Countless trees and beautiful flowers were left behind as two school buses zoomed past them on a very exciting journey. Tens of students filled the buses, excited and curious about the destination. I was silently sitting in one of these buses, happy to have this opportunity and interested in what we might find at our stop. Our school, the Zhejiang University of Science and Technology, had organized a field trip to a place rich with culture and history, the Fuyang College, and it was a memorable trip.
We were greeted with a beautiful scenery when we arrived, patches of green scattered with trees and impressive buildings, making the place a sight to behold. The environment was very peaceful and calming, causing anybody that visited to have an increased peace of mind.
A few officials came out and warmly greeted us, then led us in. There we met the principal and other teachers. We were, once again, welcomed to their college as they began to give us an introduction to their college.
The college is an intangible cultural heritage inheritance school located in Fuyang , Hangzhou. It has two campuses, one local and one outside. It is also very accomplished, winning multiple championships over the years. And then, the fun part of the trip began.

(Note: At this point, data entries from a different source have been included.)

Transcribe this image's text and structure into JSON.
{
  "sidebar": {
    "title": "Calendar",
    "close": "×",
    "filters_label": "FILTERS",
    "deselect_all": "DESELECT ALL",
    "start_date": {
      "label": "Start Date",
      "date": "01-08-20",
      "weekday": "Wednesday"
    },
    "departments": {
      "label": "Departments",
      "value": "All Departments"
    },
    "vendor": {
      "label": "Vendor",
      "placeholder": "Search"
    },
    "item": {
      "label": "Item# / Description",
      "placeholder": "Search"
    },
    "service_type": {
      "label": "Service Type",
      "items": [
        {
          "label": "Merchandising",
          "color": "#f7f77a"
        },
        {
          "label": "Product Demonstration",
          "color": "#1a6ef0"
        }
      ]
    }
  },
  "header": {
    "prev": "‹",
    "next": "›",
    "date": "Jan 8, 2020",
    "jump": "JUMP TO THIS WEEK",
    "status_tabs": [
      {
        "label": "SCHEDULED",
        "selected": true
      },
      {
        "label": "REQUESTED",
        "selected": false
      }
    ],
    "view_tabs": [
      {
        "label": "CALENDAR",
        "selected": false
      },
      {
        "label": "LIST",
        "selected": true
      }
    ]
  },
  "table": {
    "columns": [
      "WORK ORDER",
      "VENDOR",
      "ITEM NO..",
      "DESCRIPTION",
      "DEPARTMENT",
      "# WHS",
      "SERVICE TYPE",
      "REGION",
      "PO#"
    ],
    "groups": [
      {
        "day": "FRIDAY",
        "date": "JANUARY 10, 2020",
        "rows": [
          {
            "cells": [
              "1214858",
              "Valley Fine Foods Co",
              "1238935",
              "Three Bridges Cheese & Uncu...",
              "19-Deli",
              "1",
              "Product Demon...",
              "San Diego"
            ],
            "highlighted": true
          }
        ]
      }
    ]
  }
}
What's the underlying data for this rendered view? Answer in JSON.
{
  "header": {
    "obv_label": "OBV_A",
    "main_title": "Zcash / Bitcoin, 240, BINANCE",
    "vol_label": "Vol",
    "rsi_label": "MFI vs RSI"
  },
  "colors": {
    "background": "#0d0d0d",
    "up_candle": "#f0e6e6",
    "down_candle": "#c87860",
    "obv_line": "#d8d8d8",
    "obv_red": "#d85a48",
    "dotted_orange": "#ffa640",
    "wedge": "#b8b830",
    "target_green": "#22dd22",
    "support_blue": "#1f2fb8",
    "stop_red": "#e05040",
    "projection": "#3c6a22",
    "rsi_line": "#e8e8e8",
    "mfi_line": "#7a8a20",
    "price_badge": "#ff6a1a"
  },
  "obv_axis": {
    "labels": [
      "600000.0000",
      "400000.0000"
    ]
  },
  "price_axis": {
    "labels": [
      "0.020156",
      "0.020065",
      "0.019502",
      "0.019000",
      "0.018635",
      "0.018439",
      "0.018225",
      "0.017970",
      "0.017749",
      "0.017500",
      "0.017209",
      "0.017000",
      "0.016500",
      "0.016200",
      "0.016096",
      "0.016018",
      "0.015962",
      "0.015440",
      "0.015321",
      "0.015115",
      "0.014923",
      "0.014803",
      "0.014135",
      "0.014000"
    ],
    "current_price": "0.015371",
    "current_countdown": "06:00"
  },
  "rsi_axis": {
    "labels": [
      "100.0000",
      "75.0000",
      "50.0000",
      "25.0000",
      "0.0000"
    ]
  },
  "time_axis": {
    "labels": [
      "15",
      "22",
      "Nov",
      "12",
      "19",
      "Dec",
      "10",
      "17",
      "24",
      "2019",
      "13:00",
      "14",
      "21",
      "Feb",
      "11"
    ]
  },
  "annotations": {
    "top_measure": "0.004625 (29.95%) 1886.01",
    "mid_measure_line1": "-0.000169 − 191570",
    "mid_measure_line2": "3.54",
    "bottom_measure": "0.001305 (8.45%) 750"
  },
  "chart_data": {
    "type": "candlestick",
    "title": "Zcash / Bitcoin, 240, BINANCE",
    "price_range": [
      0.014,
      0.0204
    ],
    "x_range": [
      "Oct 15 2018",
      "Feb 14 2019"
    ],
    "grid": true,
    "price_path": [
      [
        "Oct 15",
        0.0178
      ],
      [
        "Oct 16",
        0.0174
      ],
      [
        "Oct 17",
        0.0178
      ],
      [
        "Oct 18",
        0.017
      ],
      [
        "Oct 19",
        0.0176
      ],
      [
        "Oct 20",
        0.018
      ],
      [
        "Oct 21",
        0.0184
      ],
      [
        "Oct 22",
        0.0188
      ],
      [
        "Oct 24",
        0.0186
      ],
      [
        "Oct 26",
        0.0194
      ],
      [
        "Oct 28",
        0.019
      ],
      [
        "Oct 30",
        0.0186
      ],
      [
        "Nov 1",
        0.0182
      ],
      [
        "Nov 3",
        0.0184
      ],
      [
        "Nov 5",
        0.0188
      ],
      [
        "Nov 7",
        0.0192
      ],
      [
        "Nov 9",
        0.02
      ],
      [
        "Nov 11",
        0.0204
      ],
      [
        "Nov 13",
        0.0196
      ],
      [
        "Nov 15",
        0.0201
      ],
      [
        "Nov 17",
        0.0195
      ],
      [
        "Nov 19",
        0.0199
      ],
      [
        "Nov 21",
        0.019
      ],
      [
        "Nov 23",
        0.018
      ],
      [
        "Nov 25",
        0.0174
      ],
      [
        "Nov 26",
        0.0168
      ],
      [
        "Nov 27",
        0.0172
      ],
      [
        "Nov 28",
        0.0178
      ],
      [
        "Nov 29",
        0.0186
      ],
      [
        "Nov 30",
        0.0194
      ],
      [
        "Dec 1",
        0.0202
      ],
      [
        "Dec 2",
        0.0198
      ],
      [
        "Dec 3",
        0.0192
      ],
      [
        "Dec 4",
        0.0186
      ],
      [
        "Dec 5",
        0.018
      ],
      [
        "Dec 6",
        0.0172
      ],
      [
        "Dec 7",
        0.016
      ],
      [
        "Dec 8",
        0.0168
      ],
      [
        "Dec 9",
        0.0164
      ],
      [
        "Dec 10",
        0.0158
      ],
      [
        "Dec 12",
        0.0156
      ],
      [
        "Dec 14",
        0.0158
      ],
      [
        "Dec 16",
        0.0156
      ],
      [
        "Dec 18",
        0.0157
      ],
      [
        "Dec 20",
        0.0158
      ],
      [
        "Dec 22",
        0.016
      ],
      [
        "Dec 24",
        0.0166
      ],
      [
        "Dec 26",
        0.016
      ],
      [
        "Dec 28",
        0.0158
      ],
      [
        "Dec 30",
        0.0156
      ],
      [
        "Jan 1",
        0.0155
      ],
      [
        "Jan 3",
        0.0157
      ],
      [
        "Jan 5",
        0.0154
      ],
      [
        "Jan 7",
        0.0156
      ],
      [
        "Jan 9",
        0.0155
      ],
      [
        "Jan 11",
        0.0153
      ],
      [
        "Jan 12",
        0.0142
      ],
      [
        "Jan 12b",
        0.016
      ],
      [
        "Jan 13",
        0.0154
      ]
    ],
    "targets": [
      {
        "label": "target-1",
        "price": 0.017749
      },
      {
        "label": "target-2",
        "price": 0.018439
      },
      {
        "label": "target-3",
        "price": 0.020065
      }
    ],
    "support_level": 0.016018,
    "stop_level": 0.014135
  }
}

An exhibition began, showcasing the culture of Fuyang and, most importantly, China. The four great inventions of ancient China are: papermaking, printing, gunpowder, and the compass. We got to witness two of those magnificent inventions – papermaking, and printing.
We first saw how printing was carried out in ancient China. Characters would first be carved out of wood and then the carving would be covered with ink. A paper would then be pressed on it, resulting in ink being printed on it.
The process was very fascinating. It also showed how smart ancient Chinese were to invent something like that. All Chinese characters would be carved out, making it convenient to print anything out. With the advancements of carpentry, now even cartoon characters can be printed out. The famous Chenchen, one of the Asian Games’ mascots, was printed out in front of us. It was printed out on the rice paper, another one of ancient China’s great inventions.
The showcasing of the papermaking was also interesting. Crushed bamboo was soaked in a clay tub filled with water and then a sieve plunged into it. This causes the crushed bamboo sticks to the sieve. The sieve is the slowly pulled out of the water, revealing a wet paper. Any excess water is gently guided back into the tub of water.
The size of the paper is determined by how large the sieve is. With no excess water left on top, the paper is peeled out from the sieve before being dried, ready to be used for many different purposes – calligraphy, painting, literature and so on, the possibilities are many. I volunteered to do the process up close with the help of one of the teachers, and it was quite exciting.
One of the more common ways the papers are packaged is in a notebook form. A few teachers of the college used a needle and thread to show us how the papers were stacked together. They expertly handled the needle and put together the multiple papers, making a small, blue book. They then gifted each and every one of us a copy as a souvenir.
I will always treasure mine as it reminds me of a time, a time I first handedly experienced Fuyang’s, but most importantly, China’s culture. It also reminds me that even an inconspicuous part of China, may have a deep history and fascinating culture. This deepens my respect for China and increases my drive to explore as many parts of it as I can.